Quelque chose de mortel. Une menace muette et sourde, et profonde comme une agonie.

Domenica perdait le souffle à le regarder et à se taire.

Elle voyait, quoiqu’il fût à contre-jour, le poli de sa joue se rayer de rides, le blanc de son front se maculer de taches bistrées. Il lui semblait que ses cheveux soulevés remuaient, agités par un vent. Deux cercles sombres s’élargissaient sous ses paupières, et, par intervalles réguliers, des gouttes de sueur, tombant de lui, mouillaient le parquet.

Domenica ne savait rien des choses de la vie, mais on n’a pas besoin de savoir pour trembler.

Les enfants voient le danger comme les hommes.

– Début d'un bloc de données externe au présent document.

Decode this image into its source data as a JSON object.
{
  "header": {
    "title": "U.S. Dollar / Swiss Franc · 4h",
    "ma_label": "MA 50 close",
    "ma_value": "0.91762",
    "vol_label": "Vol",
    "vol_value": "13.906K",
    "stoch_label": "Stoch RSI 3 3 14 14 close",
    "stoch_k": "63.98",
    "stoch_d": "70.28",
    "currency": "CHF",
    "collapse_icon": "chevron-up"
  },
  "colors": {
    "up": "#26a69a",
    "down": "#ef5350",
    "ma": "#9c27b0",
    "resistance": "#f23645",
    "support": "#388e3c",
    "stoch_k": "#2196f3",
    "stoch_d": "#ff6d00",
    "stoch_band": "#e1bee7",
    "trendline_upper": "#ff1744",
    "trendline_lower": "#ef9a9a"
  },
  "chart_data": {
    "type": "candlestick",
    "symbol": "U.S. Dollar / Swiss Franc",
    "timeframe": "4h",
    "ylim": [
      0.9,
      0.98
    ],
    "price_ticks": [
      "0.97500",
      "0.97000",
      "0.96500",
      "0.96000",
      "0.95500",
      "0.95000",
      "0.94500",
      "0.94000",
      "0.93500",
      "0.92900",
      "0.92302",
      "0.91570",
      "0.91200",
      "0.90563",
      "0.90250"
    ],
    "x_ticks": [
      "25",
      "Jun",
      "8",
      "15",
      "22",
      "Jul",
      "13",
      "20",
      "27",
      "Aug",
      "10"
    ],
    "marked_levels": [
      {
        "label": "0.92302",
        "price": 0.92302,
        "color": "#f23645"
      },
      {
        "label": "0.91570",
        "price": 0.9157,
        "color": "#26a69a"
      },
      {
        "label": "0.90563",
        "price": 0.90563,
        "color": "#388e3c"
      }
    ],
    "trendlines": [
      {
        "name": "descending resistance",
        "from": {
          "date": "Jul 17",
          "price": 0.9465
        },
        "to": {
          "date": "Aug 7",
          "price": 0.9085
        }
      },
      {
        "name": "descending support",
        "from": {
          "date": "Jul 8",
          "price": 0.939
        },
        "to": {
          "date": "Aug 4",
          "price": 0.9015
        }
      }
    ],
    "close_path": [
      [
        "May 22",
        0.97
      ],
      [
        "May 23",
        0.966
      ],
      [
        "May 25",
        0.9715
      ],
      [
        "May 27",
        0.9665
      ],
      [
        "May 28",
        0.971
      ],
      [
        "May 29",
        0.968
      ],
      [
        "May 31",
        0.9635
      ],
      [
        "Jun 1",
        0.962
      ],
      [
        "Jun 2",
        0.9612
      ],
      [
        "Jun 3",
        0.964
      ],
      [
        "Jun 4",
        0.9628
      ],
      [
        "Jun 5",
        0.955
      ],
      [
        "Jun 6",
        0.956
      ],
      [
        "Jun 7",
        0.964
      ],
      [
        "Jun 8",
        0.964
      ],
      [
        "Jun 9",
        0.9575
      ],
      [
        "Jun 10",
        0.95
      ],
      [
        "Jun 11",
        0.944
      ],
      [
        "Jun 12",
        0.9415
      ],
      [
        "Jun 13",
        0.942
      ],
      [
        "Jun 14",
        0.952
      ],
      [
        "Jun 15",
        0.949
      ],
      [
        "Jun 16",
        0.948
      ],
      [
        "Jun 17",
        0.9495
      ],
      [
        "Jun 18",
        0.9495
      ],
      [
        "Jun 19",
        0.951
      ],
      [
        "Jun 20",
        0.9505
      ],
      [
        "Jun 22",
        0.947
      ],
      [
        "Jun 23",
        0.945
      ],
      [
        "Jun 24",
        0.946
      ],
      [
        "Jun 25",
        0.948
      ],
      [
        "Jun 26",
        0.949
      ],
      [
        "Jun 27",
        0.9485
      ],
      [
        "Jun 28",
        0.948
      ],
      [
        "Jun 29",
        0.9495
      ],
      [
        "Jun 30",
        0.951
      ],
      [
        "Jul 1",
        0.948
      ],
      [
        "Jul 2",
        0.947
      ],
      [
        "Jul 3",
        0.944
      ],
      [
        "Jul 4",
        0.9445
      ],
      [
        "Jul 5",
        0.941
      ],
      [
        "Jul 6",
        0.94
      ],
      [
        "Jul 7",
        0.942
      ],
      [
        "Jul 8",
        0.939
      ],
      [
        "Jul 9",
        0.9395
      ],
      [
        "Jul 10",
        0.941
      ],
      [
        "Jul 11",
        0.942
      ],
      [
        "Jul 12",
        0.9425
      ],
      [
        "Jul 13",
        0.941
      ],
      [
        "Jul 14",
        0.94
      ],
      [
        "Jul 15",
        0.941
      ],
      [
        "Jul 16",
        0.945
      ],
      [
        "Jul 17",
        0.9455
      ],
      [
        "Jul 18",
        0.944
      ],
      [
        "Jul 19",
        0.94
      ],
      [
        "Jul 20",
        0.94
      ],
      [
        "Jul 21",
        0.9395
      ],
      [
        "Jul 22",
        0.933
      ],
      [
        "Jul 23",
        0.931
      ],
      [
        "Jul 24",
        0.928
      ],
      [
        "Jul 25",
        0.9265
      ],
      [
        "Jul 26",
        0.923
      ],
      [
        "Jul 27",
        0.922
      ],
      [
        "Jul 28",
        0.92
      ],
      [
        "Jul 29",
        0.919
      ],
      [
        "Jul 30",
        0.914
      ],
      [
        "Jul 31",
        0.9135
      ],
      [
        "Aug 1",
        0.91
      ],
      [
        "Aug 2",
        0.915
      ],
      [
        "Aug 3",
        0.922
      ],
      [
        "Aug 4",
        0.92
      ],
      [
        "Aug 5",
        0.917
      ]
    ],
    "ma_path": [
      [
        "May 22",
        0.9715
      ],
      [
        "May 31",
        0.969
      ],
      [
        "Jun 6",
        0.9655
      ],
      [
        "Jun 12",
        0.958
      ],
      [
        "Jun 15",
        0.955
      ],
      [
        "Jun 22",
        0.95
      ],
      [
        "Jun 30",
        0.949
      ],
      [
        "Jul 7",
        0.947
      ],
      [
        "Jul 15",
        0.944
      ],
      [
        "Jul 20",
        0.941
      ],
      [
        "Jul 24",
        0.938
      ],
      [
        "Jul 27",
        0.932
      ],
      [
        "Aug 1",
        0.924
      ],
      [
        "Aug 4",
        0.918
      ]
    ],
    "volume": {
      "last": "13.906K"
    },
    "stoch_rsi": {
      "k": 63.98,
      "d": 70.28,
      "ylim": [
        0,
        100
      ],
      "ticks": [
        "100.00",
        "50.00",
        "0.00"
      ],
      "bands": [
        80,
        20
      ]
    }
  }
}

Domenica eut la pensée qui devait venir à un enfant. Elle se vit seule et sans défense au pouvoir d’un fou.

Se trompait-elle ? Le marquis Giammaria était-il fou ? Du moins, était-il plus fou aujourd’hui qu’hier ? plus fou maintenant dans son chagrin poignant que tout à l’heure dans la triomphale expression de son allégresse ?

Question oiseuse, assurément, pour la pauvre jeune femme, dont le réveil était cet horrible cauchemar.

Mais question que nous devons souligner parce qu’elle établira aux yeux du lecteur, mieux que la plus minutieuse analyse, l’état exact du cœur et de l’esprit de M. de Sampierre.